Rutgers University.
Rutgers University.
Behav Ther. 2018 Sep;49(5):823-835. doi: 10.1016/j.beth.2018.01.006. Epub 2018 Feb 2.
Sudden gains (SGs), referring to large, stable symptom improvement occurring between consecutive treatment sessions, have been associated with improved outcomes among adults with various psychological disorders. Little research exists on SGs or sudden symptom worsening (i.e., sudden regressions [SRs]) during treatment for youth disorders. The current study examined predictors and outcomes of SGs/SRs via multiple informants in youth anxiety treatment. Participants were 118 youth (age M = 11.6, SD = 2.5; 53.8% female) and their caregivers receiving a cognitive-behavioral therapy protocol for a principal anxiety disorder. Anxiety symptom severity was assessed weekly via the State-Trait Anxiety Inventory for Children-Trait-Child/Parent versions. SGs and SRs occurred in 45.8 and 31.3% of youth, respectively. SRs were more common among youth with comorbid mood or externalizing disorders, while SGs occurred more often among youth with greater pretreatment anxiety symptom severity. SGs were not associated with posttreatment outcomes, but SRs predicted significantly higher posttreatment internalizing symptoms based on child report (β = .23, p = .03) and externalizing symptoms based on child (β = .15, p = .04) and parent report (β = .16, p = .03), controlling for overall magnitude of symptom change. SRs among youth receiving cognitive-behavioral therapy for anxiety are associated with pretreatment clinical complexity and poorer posttreatment outcomes and may serve as a warning sign to clinicians of possible treatment failure.

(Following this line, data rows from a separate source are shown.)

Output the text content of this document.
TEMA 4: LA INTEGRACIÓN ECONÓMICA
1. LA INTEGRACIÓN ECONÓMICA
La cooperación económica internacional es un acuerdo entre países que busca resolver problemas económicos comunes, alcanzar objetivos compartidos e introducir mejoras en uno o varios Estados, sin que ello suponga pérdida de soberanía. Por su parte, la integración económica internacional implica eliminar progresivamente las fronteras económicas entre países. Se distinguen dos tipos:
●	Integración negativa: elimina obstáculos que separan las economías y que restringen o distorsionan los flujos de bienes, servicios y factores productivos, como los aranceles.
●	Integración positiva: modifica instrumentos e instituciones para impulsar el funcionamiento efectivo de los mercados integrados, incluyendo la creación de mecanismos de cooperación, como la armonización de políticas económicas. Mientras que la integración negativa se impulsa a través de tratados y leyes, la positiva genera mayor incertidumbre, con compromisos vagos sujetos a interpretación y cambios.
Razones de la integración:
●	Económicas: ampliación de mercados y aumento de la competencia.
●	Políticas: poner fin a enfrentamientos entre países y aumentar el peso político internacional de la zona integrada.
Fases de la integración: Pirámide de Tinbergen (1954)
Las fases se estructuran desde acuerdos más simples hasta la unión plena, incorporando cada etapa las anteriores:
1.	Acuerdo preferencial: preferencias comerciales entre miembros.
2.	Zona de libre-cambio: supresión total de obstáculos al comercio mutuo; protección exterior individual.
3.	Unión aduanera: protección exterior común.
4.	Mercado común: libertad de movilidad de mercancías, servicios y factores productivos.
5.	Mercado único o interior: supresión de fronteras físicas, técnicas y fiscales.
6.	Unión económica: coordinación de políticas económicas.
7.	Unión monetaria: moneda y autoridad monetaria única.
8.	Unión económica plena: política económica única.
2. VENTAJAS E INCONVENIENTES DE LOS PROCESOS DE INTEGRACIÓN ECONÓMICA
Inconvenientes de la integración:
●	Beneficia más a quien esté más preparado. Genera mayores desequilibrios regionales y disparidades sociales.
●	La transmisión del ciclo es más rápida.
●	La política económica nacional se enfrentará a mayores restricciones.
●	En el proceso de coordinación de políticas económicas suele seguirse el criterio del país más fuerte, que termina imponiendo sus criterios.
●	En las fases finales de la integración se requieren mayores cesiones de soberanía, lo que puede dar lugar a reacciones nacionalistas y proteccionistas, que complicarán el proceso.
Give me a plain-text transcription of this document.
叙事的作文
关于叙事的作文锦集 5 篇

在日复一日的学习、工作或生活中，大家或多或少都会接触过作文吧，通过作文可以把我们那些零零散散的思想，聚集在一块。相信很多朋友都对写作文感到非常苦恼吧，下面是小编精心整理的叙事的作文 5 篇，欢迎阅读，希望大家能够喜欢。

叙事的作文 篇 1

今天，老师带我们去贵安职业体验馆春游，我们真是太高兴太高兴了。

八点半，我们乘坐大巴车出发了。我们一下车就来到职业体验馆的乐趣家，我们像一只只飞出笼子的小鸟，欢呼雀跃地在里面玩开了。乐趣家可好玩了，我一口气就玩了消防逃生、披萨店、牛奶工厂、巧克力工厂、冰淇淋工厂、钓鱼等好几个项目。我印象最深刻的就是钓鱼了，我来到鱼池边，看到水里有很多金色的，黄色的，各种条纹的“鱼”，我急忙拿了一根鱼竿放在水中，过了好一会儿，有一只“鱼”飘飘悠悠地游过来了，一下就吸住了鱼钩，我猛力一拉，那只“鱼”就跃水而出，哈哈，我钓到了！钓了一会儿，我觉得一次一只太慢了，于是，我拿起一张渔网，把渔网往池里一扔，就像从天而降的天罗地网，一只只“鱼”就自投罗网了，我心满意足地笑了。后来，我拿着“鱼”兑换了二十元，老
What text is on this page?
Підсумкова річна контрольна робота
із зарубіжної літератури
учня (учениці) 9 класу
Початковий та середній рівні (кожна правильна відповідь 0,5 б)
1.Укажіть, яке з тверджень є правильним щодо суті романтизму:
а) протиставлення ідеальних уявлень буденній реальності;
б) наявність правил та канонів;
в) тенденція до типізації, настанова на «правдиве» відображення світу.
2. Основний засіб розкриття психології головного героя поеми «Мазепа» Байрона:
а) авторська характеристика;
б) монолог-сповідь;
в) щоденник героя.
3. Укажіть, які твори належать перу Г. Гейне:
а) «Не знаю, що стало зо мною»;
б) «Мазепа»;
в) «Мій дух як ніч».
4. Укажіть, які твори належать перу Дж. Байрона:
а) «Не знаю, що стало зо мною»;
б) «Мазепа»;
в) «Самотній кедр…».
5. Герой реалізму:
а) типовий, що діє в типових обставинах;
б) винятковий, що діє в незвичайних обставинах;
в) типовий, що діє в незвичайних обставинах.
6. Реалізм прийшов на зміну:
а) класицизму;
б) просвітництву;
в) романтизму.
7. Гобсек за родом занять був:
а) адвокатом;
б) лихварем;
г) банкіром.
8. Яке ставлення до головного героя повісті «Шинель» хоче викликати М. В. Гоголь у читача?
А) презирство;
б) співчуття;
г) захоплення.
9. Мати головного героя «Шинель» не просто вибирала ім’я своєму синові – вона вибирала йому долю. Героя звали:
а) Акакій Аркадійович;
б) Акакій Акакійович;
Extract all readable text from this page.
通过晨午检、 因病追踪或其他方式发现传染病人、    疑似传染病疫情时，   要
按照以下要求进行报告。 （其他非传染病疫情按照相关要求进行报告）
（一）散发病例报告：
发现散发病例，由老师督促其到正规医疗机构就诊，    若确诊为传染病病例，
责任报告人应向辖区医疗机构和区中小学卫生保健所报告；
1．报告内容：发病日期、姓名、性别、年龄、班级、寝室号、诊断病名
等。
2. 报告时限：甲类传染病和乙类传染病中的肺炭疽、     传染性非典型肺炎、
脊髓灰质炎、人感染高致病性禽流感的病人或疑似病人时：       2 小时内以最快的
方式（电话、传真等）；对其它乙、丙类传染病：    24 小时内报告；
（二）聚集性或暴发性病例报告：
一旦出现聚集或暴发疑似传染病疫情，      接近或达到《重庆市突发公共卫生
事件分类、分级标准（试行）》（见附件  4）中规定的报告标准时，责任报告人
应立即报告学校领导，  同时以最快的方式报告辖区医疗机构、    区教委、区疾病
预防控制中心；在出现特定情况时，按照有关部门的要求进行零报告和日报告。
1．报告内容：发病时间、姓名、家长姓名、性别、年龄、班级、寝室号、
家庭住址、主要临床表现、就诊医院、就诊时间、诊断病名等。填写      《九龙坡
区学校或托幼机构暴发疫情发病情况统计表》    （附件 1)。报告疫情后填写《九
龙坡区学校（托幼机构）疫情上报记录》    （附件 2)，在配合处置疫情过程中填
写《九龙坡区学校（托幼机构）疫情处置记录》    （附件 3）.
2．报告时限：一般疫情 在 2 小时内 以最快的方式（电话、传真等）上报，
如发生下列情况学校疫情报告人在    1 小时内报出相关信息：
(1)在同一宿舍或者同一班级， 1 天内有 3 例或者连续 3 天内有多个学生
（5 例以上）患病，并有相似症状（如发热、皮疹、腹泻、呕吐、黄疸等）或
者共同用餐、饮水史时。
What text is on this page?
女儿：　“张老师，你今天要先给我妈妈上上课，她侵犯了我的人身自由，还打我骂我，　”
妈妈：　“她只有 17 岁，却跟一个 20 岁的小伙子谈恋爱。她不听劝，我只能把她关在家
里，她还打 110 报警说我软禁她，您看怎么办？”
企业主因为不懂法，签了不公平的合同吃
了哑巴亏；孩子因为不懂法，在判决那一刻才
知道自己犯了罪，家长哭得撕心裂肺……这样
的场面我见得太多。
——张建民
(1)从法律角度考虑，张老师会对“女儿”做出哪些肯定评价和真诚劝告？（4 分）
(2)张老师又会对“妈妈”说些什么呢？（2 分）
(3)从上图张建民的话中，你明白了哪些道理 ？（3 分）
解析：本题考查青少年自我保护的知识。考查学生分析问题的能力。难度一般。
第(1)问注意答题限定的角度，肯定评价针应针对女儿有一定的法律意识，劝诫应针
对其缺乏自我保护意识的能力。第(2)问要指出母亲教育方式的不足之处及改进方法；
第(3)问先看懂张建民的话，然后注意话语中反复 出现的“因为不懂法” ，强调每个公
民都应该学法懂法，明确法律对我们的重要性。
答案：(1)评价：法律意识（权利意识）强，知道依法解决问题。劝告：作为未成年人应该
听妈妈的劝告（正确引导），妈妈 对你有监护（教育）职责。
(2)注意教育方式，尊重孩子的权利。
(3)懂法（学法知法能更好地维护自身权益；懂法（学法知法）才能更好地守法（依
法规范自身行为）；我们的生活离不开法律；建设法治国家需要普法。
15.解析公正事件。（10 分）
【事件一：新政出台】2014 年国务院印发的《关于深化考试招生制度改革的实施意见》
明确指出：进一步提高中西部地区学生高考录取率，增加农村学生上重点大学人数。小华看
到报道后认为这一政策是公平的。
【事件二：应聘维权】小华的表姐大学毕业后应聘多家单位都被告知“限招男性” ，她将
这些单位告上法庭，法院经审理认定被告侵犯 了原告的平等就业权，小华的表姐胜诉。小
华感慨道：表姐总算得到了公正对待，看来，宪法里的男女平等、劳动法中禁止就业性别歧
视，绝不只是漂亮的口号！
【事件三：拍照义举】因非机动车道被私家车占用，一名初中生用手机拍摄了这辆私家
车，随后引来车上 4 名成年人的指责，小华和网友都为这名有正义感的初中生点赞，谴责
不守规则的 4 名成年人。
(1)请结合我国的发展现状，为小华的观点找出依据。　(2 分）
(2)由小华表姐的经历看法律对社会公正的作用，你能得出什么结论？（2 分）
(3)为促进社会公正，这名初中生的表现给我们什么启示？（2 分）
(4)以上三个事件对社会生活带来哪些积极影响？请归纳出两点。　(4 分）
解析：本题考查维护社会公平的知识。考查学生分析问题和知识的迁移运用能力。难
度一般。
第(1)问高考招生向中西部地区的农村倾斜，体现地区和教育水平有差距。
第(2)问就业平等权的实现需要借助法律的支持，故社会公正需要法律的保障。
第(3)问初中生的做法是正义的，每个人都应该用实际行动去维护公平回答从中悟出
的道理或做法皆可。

突飞猛进(SGs),是指在连续治疗过程中出现的症状大幅改善且稳定,这与各种心理障碍的成年人的治疗结果改善有关。对于青少年障碍治疗期间的 SGs 或突然症状恶化(即突然倒退[SRs]),研究甚少。目前的研究通过多种信息源检查了青少年焦虑症治疗中的 SGs/SRs 的预测因素和结果。参与者为 118 名青少年(年龄 M = 11.6,SD = 2.5;53.8%为女性)及其接受认知行为治疗方案治疗主要焦虑症的照料者。焦虑症状严重程度每周通过儿童状态-特质焦虑量表特质-儿童/父母版本进行评估。分别有 45.8%和 31.3%的青少年出现 SGs 和 SRs。SRs 在共患心境或外化障碍的青少年中更为常见,而 SGs 在治疗前焦虑症状严重程度更高的青少年中更为常见。SGs 与治疗后结局无关,但 SRs 根据儿童报告预测治疗后内化症状显著升高(β =.23,p =.03),根据儿童(β =.15,p =.04)和父母报告预测外化症状升高(β =.16,p =.03),同时控制了症状变化的总体幅度。接受认知行为治疗治疗焦虑的青少年中出现的 SRs 与治疗前的临床复杂性和较差的治疗后结局相关,可能是治疗失败的临床医生的警告信号。